監督も賛辞を送る1年生MF松木玖生 [写真]=小林渓太
“二冠”を目指す王者が圧勝スタートを切った。
第98回全国高校サッカー選手権大会の2回戦が2日に行われ、前回大会王者の青森山田(青森)が米子北(鳥取)と対戦。6-0と快勝を収め、連覇へ向けて最高の船出を迎えた。
この試合で先制点を奪ったのが、1年生ながら“7番”を背負い、レギュラーとしてピッチに立つ松木玖生だ。36分に右サイドからクロスが上がると、打点の高いヘディングでゴールに叩きこみ、選手権初ゴールをマークした。

[写真]=梅月智史
試合後、メディアの取材に応じた松木は、「負ける気はしなかったです」と、“選手権デビュー”への手応えを堂々と語った。この1年生にかかる期待は背番号が物語っている。青森山田の背番号7は、現主将の武田英寿、昨年度優勝メンバーの檀崎竜孔(現北海道コンサドーレ札幌)、2年次に同校初の選手権制覇を達成した郷家友太(現ヴィッセル神戸)らが下級生時に背負ってきた番号で、“次期10番”の象徴でもある。
その期待に応えるかのように青森山田の中盤に定着すると、11月の高円宮杯ファイナルでは2-2の場面で決勝ゴールを決め、チームを2年ぶりの「日本一」へ導いた。多くの選手をプロ選手に育て上げてきた黒田剛監督も柴崎岳(現デポルティーボ)の名前を挙げ、そのポテンシャルを絶賛した。
「松木は度胸があると思います。柴崎も1年生から試合に出ていましたが、彼が1年の時より肝が据わっているし、体もできているなと。今日の試合でも物怖じしないところがよく出ていたと思います」
参考にしているのはイングランドの新星

マンチェスター・Cでプレーするフォーデン [写真]=Getty Images
そんな松木はマンチェスター・Cに所属する19歳のフィル・フォーデンを参考にすることがあるという。フォーデンは各年代の代表に選出されてきたイングランド期待の新星で、昨シーズンは公式戦26試合に出場し7得点を記録。マンチェスター・Cの4冠達成に貢献した。
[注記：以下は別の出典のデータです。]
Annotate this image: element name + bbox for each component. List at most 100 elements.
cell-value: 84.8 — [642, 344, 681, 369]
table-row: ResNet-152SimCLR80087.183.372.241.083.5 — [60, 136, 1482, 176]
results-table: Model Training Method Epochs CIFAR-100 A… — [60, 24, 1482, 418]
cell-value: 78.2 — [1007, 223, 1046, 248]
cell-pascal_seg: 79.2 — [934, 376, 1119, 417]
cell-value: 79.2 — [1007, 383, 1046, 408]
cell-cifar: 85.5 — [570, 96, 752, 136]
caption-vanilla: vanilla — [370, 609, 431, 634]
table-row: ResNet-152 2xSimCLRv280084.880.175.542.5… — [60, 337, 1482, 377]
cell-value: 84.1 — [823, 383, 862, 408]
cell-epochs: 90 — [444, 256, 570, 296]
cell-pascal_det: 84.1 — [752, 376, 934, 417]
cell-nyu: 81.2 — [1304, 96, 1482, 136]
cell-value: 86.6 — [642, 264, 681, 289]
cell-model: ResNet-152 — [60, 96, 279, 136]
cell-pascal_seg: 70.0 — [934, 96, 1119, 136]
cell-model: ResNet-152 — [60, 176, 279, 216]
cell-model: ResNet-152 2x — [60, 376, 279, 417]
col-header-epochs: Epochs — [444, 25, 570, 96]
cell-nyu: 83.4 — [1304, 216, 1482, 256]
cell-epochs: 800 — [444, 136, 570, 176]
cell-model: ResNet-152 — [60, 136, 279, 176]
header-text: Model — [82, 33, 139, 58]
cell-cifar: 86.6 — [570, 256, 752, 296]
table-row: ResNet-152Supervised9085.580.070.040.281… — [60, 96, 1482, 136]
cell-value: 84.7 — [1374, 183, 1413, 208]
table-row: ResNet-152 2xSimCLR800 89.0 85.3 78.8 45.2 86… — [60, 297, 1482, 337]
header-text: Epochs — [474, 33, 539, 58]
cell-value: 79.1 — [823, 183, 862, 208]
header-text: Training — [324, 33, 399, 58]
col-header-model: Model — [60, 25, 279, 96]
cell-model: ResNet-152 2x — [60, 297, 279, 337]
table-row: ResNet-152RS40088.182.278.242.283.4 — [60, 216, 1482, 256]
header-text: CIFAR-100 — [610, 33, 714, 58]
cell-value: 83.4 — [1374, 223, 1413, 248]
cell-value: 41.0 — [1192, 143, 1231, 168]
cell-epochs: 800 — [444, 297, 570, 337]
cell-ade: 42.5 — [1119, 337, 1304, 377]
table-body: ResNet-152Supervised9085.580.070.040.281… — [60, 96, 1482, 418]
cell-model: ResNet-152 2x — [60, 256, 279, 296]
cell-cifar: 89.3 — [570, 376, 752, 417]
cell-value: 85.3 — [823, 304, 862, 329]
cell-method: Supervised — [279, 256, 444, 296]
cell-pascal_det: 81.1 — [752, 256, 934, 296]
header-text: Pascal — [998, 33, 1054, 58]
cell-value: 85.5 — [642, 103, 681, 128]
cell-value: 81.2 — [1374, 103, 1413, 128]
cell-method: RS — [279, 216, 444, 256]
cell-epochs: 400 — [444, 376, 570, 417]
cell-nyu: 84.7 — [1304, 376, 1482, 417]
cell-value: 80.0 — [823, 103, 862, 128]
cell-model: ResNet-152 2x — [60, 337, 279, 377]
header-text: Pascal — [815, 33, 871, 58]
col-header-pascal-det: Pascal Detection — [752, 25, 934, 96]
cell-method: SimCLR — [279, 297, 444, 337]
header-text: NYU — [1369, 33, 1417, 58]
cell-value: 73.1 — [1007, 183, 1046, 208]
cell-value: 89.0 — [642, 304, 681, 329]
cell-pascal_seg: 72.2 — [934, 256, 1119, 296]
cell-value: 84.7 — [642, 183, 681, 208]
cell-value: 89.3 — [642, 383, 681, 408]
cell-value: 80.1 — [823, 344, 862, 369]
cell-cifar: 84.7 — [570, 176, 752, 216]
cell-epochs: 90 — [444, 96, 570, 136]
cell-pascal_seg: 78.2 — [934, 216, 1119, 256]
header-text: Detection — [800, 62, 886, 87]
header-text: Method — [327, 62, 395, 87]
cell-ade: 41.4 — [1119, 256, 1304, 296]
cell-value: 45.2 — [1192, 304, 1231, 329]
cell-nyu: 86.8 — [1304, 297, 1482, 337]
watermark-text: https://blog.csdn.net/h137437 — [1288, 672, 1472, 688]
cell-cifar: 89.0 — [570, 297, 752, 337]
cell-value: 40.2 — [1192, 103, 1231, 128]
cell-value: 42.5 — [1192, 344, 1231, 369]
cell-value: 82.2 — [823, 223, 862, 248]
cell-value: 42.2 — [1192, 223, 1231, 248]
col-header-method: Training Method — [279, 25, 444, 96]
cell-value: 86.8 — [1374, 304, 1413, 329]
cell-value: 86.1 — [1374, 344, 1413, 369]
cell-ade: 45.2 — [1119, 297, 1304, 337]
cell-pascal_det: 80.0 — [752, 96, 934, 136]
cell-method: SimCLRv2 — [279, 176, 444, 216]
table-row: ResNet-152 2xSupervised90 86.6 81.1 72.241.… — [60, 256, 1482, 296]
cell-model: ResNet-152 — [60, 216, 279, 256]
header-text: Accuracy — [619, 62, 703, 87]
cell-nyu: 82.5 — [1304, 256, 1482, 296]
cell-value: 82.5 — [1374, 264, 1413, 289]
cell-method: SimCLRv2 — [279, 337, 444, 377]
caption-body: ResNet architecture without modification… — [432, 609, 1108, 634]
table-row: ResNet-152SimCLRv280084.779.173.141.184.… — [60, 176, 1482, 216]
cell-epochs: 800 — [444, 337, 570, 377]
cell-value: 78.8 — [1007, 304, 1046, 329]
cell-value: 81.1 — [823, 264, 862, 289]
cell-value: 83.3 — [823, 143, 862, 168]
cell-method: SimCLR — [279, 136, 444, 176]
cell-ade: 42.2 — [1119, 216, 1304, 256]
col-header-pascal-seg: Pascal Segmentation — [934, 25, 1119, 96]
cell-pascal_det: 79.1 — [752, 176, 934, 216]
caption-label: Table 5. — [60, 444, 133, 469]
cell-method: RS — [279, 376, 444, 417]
「自分と同じ左利きで中盤の選手で年齢も近いですし、ゴール前に入っていくところとかを参考にしています」
そう話す通り、4-3-3のインサイドハーフを務める松木は、ボランチまで下がってボールを引き出し攻撃のチャンスをうかがい、チャンスと見るやエリア内に侵入して積極的にゴールを狙い、シュートへの意識も強い。隣でコンビを組む武田、アンカーの古宿理久とのトライアングルはチームの心臓で、今や青森山田に欠かせない存在となった。
今大会はインターハイ準優勝の富山第一(富山)、2年前の選手権王者・前橋育英(群馬)、國學院久我山(東京B)らと同じブロックに入ったことで、戦前から厳しい戦いが予想されていた。そんな懸念を一蹴するかのように、名門・米子北に圧勝してみせた。「青森山田強し!」という戦いをしたことで、他チームからのマークはさらに厳しくなるだろう。それでも、松木は「青森山田は勝つのが当たり前で、次にしっかりと向かえるようにしたいです。そこでどんなプレーができるかだと思います」と言い放つ。
大舞台で物怖じせず、結果で見せるスーパー1年生が3回戦以降どんなプレーを披露してくれるのか。ぜひとも注目してほしい。